In the first issue of the Journal of the American Society of Echocardiography in January 1988, Dr. Pravin Shah guest edited a series of papers on cardiomyopathies. The authorship lists of these papers read like a roster from the Echocardiography Hall of Fame and almost all of the authors are still active in our discipline. For those who enjoy symmetry, one of those papers was a review of the echocardiographic features of Chagas Disease. Dr. Harry Acquatella was the first author of that paper and in this issue, many years later, he is the first author of the guidelines and standards document on multimodality cardiac imaging in patients with Chagas Disease. If one compares these documents, it will be seen that many things have changed over the past 30 years: the global reach of this disease has increased, we now have a larger tool box of non-invasive imaging techniques, our author lists have a broader international flavor, and many of our documents are now produced in collaboration with other organizations.
JASE 2.0: The Maturation Phase
For the past 10 years, Dr. Pearlman has shepherded the Journal through a time of tremendous growth in medical knowledge. His commitment to the Journal has been epic. He oversaw many enhancements to the Journal including development of a continuing medical education program, development of a dedicated JASE editorial office within the ASE headquarters, enhancements to the Journal’s web site so that all back issues are available, development of the cell phone/tablet app, establishing deeper connections with our international reviewers through an annual check-in at European meetings, and a new cover and layout of the Journal. With the Journal’s new “look,” the JASE moniker took hold and has become a common part of the vocabulary of ASE members. When JASE could no longer accommodate case reports, he recommended the development of CASE, ASE’s online journal dedicated to cardiovascular imaging case reports. Over the past 10 years, he and his team of associate editors have reviewed over 6,000 original manuscript submissions and published about 1,200 articles. His editorial team has helped thousands of authors communicate their findings more effectively and guided readers through the dense thicket of echocardiography literature.

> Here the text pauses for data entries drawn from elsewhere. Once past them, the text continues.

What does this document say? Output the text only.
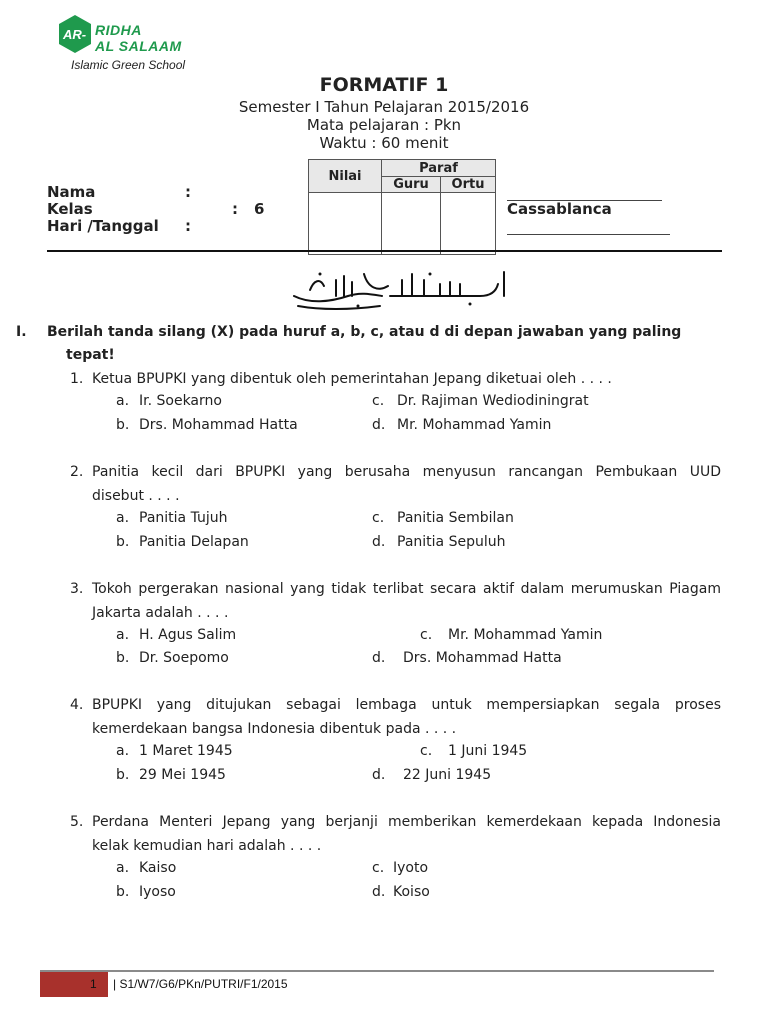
AR- RIDHA
AL SALAAM
Islamic Green School
FORMATIF 1
Semester I Tahun Pelajaran 2015/2016
Mata pelajaran : Pkn
Waktu : 60 menit
Nama	:
Kelas	: 6
Hari /Tanggal :
Cassablanca
Nilai	Paraf	
	Guru	Ortu

I. Berilah tanda silang (X) pada huruf a, b, c, atau d di depan jawaban yang paling
tepat!
1. Ketua BPUPKI yang dibentuk oleh pemerintahan Jepang diketuai oleh . . . .
a. Ir. Soekarno	c. Dr. Rajiman Wediodiningrat
b. Drs. Mohammad Hatta	d. Mr. Mohammad Yamin
2. Panitia kecil dari BPUPKI yang berusaha menyusun rancangan Pembukaan UUD
disebut . . . .
a. Panitia Tujuh	c. Panitia Sembilan
b. Panitia Delapan	d. Panitia Sepuluh
3. Tokoh pergerakan nasional yang tidak terlibat secara aktif dalam merumuskan Piagam
Jakarta adalah . . . .
a. H. Agus Salim	c. Mr. Mohammad Yamin
b. Dr. Soepomo	d. Drs. Mohammad Hatta
4. BPUPKI yang ditujukan sebagai lembaga untuk mempersiapkan segala proses
kemerdekaan bangsa Indonesia dibentuk pada . . . .
a. 1 Maret 1945	c. 1 Juni 1945
b. 29 Mei 1945	d. 22 Juni 1945
5. Perdana Menteri Jepang yang berjanji memberikan kemerdekaan kepada Indonesia
kelak kemudian hari adalah . . . .
a. Kaiso	c. Iyoto
b. Iyoso	d. Koiso
1 | S1/W7/G6/PKn/PUTRI/F1/2015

Alan’s attention to detail is legendary. He read every submission to JASE regardless of its suitability for the Journal. An invitation letter from Alan to review a manuscript would commonly include his own critique of the paper and a detailed paragraph highlighting areas to which the reviewer should pay particular attention during their assessment. Regardless of whether a manuscript was accepted or rejected, he provided to the authors constructive comments that enhanced the value of each paper. He feels such an obligation to enhancing the quality of our medical literature that he made sure that even the authors of papers rejected by JASE received, in addition to the usual reviewers’ critique, a set of detailed personalized suggestions from the editor that could be used to enhance their manuscript’s chances of acceptance in another journal.
While we should be presenting Dr. Pearlman a gift to thank him for his service to the Journal, he, in fact, has left us a gift as he departs his position–his editorial team’s efforts have resulted in the growth of the Journal’s Impact Factor to 6.82, which now places JASE among the top cardiovascular journals. The impact factor is a measure of the frequency with which the average article in a journal has been cited in a particular year. The growth of the JASE impact factor is an external metric that quantifies his achievements. In an age of an increasing number of Cardiology journals, this is an amazing accomplishment.